Konover’s proposed changes also call for three building areas instead of two, breaking up the parking areas and for more vegetation and off-site improvements.
The latest plan calls for a 16,000-square-foot pharmacy, publicly named as CVS for the first time Wednesday, to anchor the property. Another building of 2,500 to 7,000 square feet would be placed near the corner of Lawton Road and Route 44. A third building area near the rear of the property was listed as 46,000 square feet in the proposed zoning changes but Wednesday night Pearson said the company would commit to making that building no larger than 32,300 square feet.

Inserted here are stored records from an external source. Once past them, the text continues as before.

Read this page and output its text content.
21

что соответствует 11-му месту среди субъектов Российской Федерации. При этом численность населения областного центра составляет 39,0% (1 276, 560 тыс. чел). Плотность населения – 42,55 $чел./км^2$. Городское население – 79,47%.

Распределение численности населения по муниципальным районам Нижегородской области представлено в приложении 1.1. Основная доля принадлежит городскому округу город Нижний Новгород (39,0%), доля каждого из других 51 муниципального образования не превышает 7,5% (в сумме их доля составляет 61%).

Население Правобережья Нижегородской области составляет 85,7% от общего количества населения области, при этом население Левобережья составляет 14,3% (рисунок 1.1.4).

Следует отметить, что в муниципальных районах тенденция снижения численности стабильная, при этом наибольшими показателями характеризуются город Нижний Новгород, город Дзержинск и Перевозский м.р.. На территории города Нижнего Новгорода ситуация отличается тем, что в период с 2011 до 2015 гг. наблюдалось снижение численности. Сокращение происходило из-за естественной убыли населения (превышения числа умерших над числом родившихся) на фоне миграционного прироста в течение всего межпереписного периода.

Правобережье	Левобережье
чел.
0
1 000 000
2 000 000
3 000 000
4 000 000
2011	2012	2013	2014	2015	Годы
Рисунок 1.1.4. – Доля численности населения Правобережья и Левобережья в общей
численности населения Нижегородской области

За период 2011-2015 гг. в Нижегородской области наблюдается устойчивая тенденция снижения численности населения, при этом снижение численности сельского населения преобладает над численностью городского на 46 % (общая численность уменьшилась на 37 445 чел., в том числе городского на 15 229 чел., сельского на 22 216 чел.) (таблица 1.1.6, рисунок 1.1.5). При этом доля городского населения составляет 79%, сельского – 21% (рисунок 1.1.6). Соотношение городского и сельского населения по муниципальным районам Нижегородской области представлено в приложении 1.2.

She also addressed the contention that business uses in the parcel could change over time and perhaps generate much more traffic than the current plan.
Pearson said the company’s traffic consultant studied the issue and under a worst-case scenario determined that the parcel could generate 4,969 trips a day, which is fewer than the 5,444 estimated under the plan that is currently approved for the property. Developers also say that only a small percentage of traffic to the site will come from the north.
Several residents did speak in support of the proposal Wednesday.
Lou Daniels said he understands the neighbors' concerns but thinks, all in all, that it’s a good plan.
“I think the developers should be complimented this time around for what they’ve done,” he said.
Many residents remain unconvinced that the access is necessary or valid. Konover, however, insists CVS will not come to the property without it and says the parcel is not as easy to develop as people think. The company also says it will not generate more traffic than having an entrance on Route 44 only, but simply provide more convenience and better traffic flow.
More than 10 years ago, Konover proposed a Target for the location, which sparked heated debate in town. Since then it has given up options for some of the land and proposed smaller developments. Previous plans called for a Home Goods and a furniture store, but those proposals fells through.
Konover has existing approvals for the property but is seeking the changes. If the changes are granted, the company would still need to file a sit plan application.
The matter will be continued to May 18 at 7:30 p.m. in the community center.